In collaboration with Matt Rasband’s lab in Houston, we characterized the α-spectrin that is present along axons at the axon initial segment (AIS) and nodes of Ranvier. This work is out today as two back-to-back paper just pre-published on the Journal of Neuroscience website, here and here. Spectrins are tetramers of two α and two β subunits. It is known that the β-spectrin form at the AIS and nodes is the ßIV-spectrin since 2000, but the identity of the α subunit was unknown. In the axon, spectrins binds submembrane actin rings regularly spaced every 190 nm. As this is just below the resolution limit of conventional fluorescence microscopy (~200 nm), the resulting periodic scaffold is only visible using super-resolutive techniques such as STORM.

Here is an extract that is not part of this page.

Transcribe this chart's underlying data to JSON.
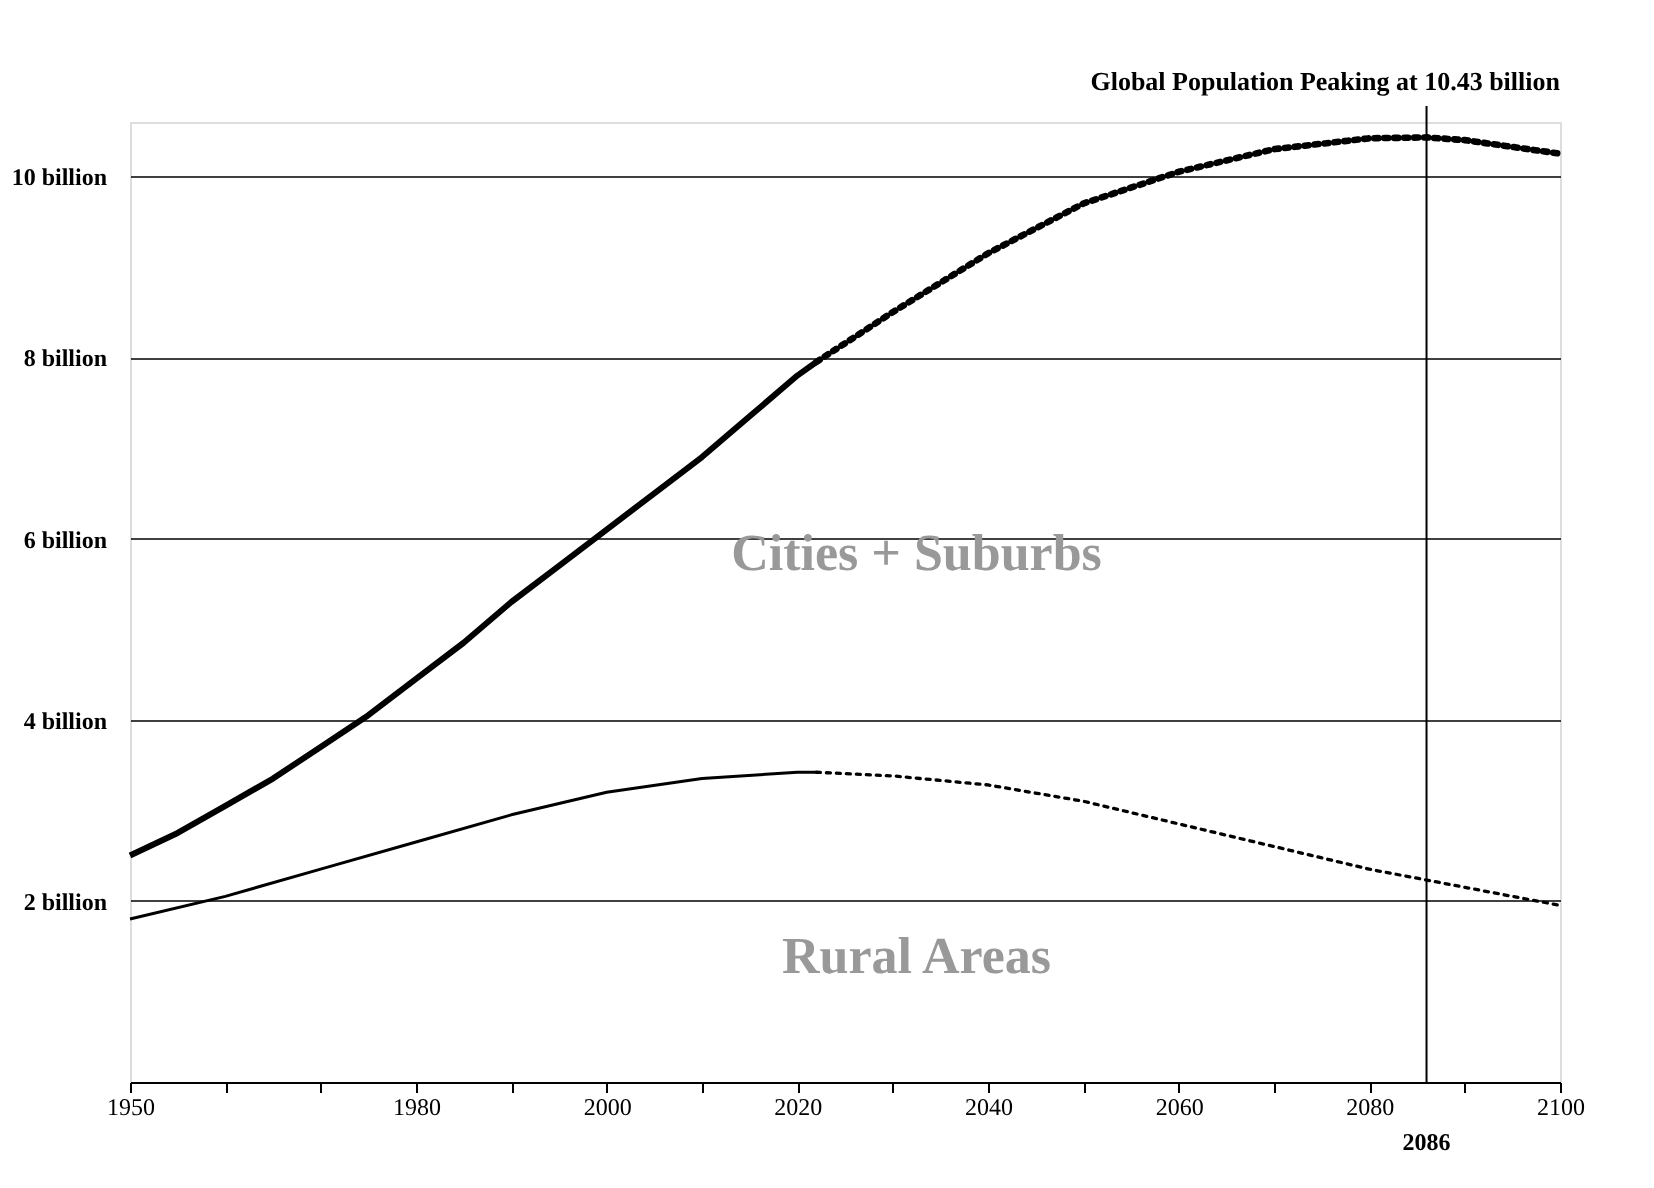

The first paper: “αII spectrin forms a periodic cytoskeleton at the axon initial segment and is required for nervous system function” focuses on the identification of αII-spectrin as the ßIV-spectrin partner at the AIS, and the consequences of αII-spectrin depletion in CNS-specific knockout mice. We used super-resolution microscopy to show that αII-spectrin is integrated in the AIS periodic actin/spectrin scaffold that supports the axonal plasma membrane. With the αII-spectrin antibody we used, the periodicity is seen as double bands every 190 nm by STORM. When using 2-color DNA-PAINT to image αII-spectrin together with ßIV-spectrin, the doublet of αII-spectrin labeling appears on both sides of the ßIV-spectrin bands, resolving the organization of the spectrin tetramers in situ. We also showed by STORM that the periodic actin/spectrin complex is disorganized in αII-spectrin-depleted neurons.
The second paper: “An αII spectrin based cytoskeleton protects large diameter Myelinated axons from degeneration” focuses on αII-spectrin in the PNS and nodes of Ranvier. In C. elegans mutants, the submembrane spectrin scaffold is necessary for the mechanical resistance of axons. Here, an αII-spectrin knockout mouse specific to peripheral sensory neurons was used to demonstrate this for in a vertebrate. Using STORM, we showed that loss of αII-spectrin causes a disorganization of the periodic scaffold at and around nodes. This disorganization ultimately results in the degeneration of large-diameter peripheral axons lacking αII-spectrin.